Indice de prix des logements neufs

Entre 2000 et 2010, l’indice de prix des logements neufs au Québec a augmenté de façon beaucoup plus importante que celui de la rémunération hebdomadaire moyenne : il a en effet progressé de 61 %, comparativement à 27 %. ( Voir graphique Indice de prix des logements loués, indice de prix des logements neufs, indice de prix de la rémunération hebdomadaire moyenne et indice de prix à la consommation au Québec (38 Ko))

Voici les données illustrées dans le graphique Indice de prix des logements loués (IPLL), indice de prix des logements neufs (IPLN), indice de prix de la rémunération hebdomadaire moyenne (IPRHM) et indice de prix à la consommation (IPC) au Québec, 2002 = 100, 2000 à 2010.

Transactions immobilières

Entre 1995 et 2010, le nombre de transactions immobilières a évolué de façon similaire au Québec et ailleurs au Canada. Toutefois, le Québec a moins souffert des effets de la dernière récession économique en ce domaine. Par rapport au sommet connu en 2007, le nombre de transactions avait baissé de moins de 2 % au Québec en 2009 et de plus de 12 % ailleurs au Canada.

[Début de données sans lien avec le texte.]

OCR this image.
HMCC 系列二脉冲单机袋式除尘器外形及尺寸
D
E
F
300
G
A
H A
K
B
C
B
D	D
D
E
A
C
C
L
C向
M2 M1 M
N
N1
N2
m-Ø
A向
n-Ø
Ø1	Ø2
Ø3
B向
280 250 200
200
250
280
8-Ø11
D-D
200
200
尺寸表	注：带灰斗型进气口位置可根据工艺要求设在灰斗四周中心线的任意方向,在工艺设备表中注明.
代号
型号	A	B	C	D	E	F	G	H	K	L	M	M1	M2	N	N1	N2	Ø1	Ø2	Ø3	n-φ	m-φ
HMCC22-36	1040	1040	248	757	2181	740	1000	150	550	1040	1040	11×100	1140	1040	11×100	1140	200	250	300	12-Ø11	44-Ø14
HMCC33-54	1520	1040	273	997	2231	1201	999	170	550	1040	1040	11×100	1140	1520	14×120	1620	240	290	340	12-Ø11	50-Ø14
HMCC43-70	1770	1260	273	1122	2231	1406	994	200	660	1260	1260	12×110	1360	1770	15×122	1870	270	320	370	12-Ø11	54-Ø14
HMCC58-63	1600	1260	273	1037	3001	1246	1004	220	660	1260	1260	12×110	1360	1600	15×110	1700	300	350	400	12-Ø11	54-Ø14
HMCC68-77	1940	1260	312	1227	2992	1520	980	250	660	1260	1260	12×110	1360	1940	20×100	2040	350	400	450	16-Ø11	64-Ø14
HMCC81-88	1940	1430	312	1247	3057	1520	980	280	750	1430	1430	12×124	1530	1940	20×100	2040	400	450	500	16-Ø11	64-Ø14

Prêts hypothécaires en souffrance

Durant les années 90, la part des prêts hypothécaires en souffrance était plus élevée au Québec qu’ailleurs au Canada. Depuis le début des années 2000 toutefois, cette proportion s’est inversée. Ce changement s’explique notamment par l’augmentation du nombre d’emplois créés au Québec et la diminution du taux de chômage. La proportion de prêts hypothécaires en souffrance plus élevée des années 90, comparativement aux années 2000 au Québec, s’explique par les taux hypothécaires beaucoup plus bas des dernières années.

Par ailleurs, la récession économique de 2008 a certes influencé à la hausse la proportion de prêts hypothécaires en souffrance au Québec. Mais celle-ci est demeurée limitée, particulièrement si on la compare à ce qui s’est produit chez nos voisins du Sud. Au Québec, le sommet a été atteint en décembre 2009 : il était de 0,39 % comparativement à 4,6 % aux États-Unis.